Oil’s journey towards rebalancing continues as latest US crude inventory data showed sharp decline in stockpile. Brent crude continued its march towards $50/bbl for the first time in seven months. The latest released US data show the inventories fell by 5.1 million barrels last week, more than double the market estimate.
The rally had gained momentum earlier this month after various outages, primarily in Canada and Nigeria. The likes of Citi and Goldman Sachs have revised their oil forecasts upwards, following supply disruptions. Recall that Goldman Sachs is believed to be most bearish of all – and it now calls for oil at $60 a barrel by 2017.
“We are definitely moving out of this surplus situation that we’ve been living in since mid-2014. There will still be some time, maybe six months of surplus, but then we’re basically into rebalancing,†Reuters quoted SEB head commodities strategist. That said some corners still have doubts over sustainability of supply side pressures – calling it temporary and lacking the muscle to challenge the glut.
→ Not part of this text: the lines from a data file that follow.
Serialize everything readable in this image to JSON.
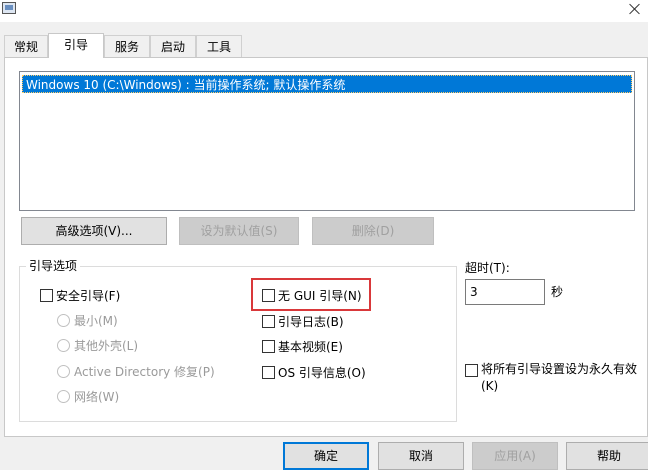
{
  "tabs": [
    "常规",
    "引导",
    "服务",
    "启动",
    "工具"
  ],
  "active_tab": "引导",
  "os_list": [
    "Windows 10 (C:\\Windows) : 当前操作系统; 默认操作系统"
  ],
  "buttons": {
    "advanced": "高级选项(V)...",
    "set_default": "设为默认值(S)",
    "delete": "删除(D)"
  },
  "boot_options": {
    "group_title": "引导选项",
    "safe_boot": "安全引导(F)",
    "minimal": "最小(M)",
    "alternate_shell": "其他外壳(L)",
    "active_directory": "Active Directory 修复(P)",
    "network": "网络(W)",
    "no_gui_boot": "无 GUI 引导(N)",
    "boot_log": "引导日志(B)",
    "base_video": "基本视频(E)",
    "os_boot_info": "OS 引导信息(O)"
  },
  "timeout": {
    "label": "超时(T):",
    "value": "3",
    "unit": "秒"
  },
  "persist_label": "将所有引导设置设为永久有效(K)",
  "footer": {
    "ok": "确定",
    "cancel": "取消",
    "apply": "应用(A)",
    "help": "帮助"
  },
  "colors": {
    "selection": "#0078d7",
    "highlight_box": "#d9383a"
  }
}
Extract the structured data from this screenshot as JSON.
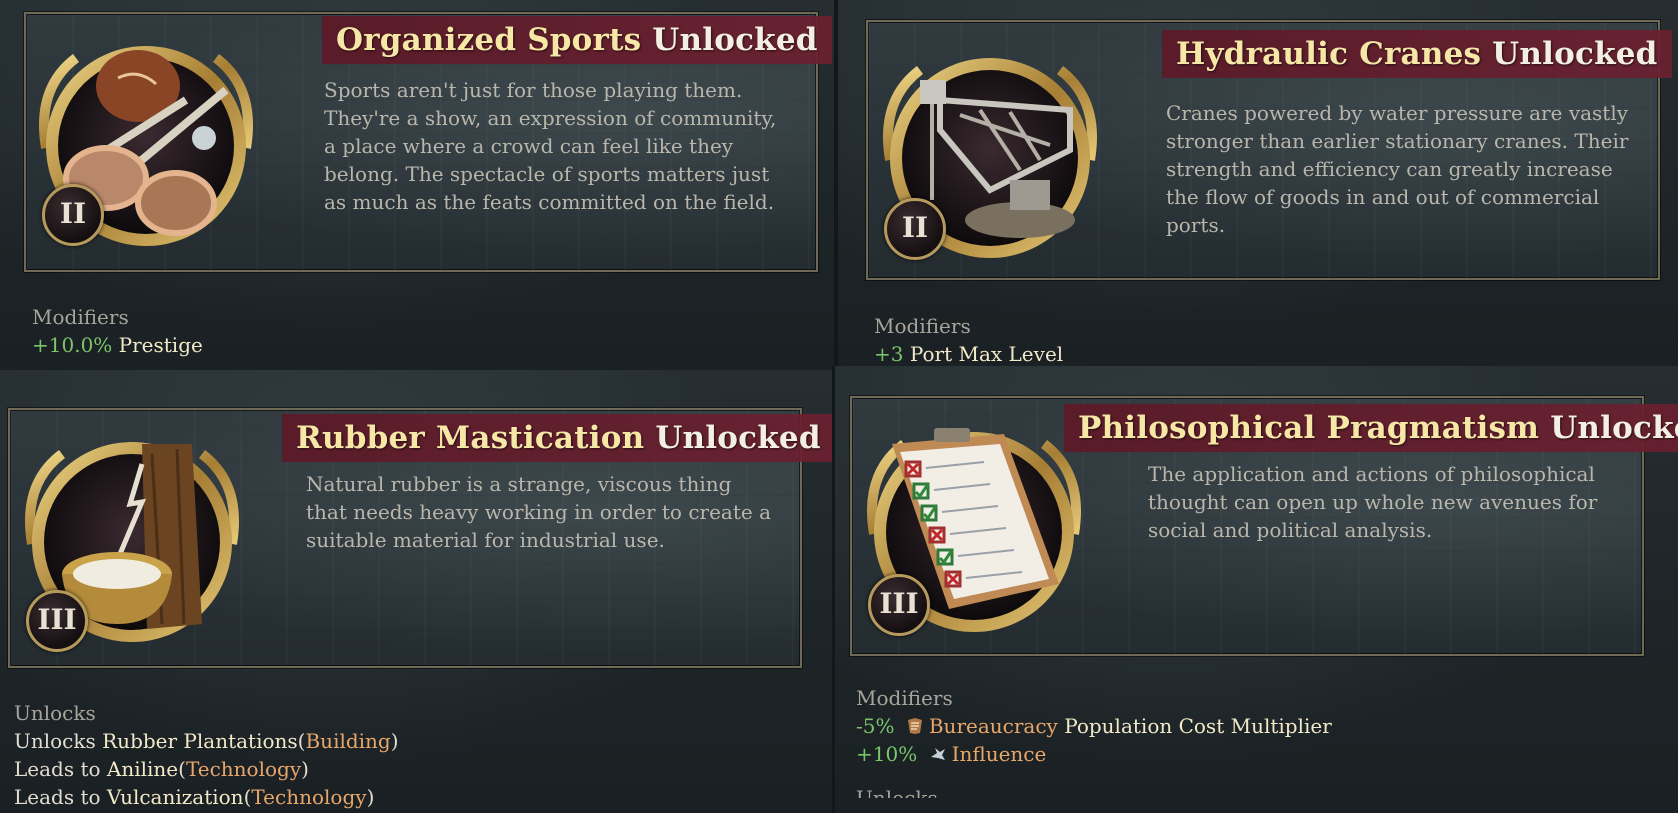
{
  "cards": [
    {
      "title_name": "Organized Sports",
      "title_suffix": "Unlocked",
      "tier": "II",
      "description": "Sports aren't just for those playing them. They're a show, an expression of community, a place where a crowd can feel like they belong. The spectacle of sports matters just as much as the feats committed on the field.",
      "section_header": "Modifiers",
      "modifier": {
        "value": "+10.0%",
        "label": "Prestige"
      },
      "icon": "sports-rackets-ball-icon"
    },
    {
      "title_name": "Hydraulic Cranes",
      "title_suffix": "Unlocked",
      "tier": "II",
      "description": "Cranes powered by water pressure are vastly stronger than earlier stationary cranes. Their strength and efficiency can greatly increase the flow of goods in and out of commercial ports.",
      "section_header": "Modifiers",
      "modifier": {
        "value": "+3",
        "label": "Port Max Level"
      },
      "icon": "crane-icon"
    },
    {
      "title_name": "Rubber Mastication",
      "title_suffix": "Unlocked",
      "tier": "III",
      "description": "Natural rubber is a strange, viscous thing that needs heavy working in order to create a suitable material for industrial use.",
      "section_header": "Unlocks",
      "unlocks": [
        {
          "prefix": "Unlocks",
          "name": "Rubber Plantations",
          "kind": "Building"
        },
        {
          "prefix": "Leads to",
          "name": "Aniline",
          "kind": "Technology"
        },
        {
          "prefix": "Leads to",
          "name": "Vulcanization",
          "kind": "Technology"
        }
      ],
      "icon": "rubber-tree-bowl-icon"
    },
    {
      "title_name": "Philosophical Pragmatism",
      "title_suffix": "Unlocked",
      "tier": "III",
      "description": "The application and actions of philosophical thought can open up whole new avenues for social and political analysis.",
      "section_header": "Modifiers",
      "modifiers": [
        {
          "value": "-5%",
          "icon": "bureaucracy-icon",
          "label": "Bureaucracy",
          "rest": "Population Cost Multiplier"
        },
        {
          "value": "+10%",
          "icon": "influence-icon",
          "label": "Influence",
          "rest": ""
        }
      ],
      "cut_off_header": "Unlocks",
      "icon": "clipboard-checklist-icon"
    }
  ],
  "open_paren": "(",
  "close_paren": ")",
  "colors": {
    "title_bg": "#5c1a28",
    "title_name": "#f6e7a6",
    "positive": "#7cc46a",
    "link": "#e8a76a",
    "frame_gold": "#b59a5c"
  }
}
Iran, meanwhile, has continued pumping crude to reach the promised pre-sanction levels. The country is in no mood to curtail production or be part of nay production freeze plan. After the disastrous meeting in Doha last month, market watchers have not pinned high hopes of the upcoming Opec meeting in June. Mind you, Saudi Arabia has shown no signs of altering its strategy of sticking to record high production. If anything, the new oil minister is believed to have a sterner view on oil production.
The volatility aspect is the new normal in the oil world and Citi seems to acknowledge the fact. Some believe that leaving the rebalancing act to market forces without a freeze cut would take longer than expected, for the market to get out of the glut.
Then there is a small matter of Chinese demand, which is surely picking up – but the refineries face a possibility of import curb. Should this happen, the rebalancing would take longer and the equilibrium threshold may also be revised downwards from $60/bbl in 2017 to $55/bbl. Opec’s upcoming meeting could be crucial in terms of market sentiments – despite the likely outcome already known.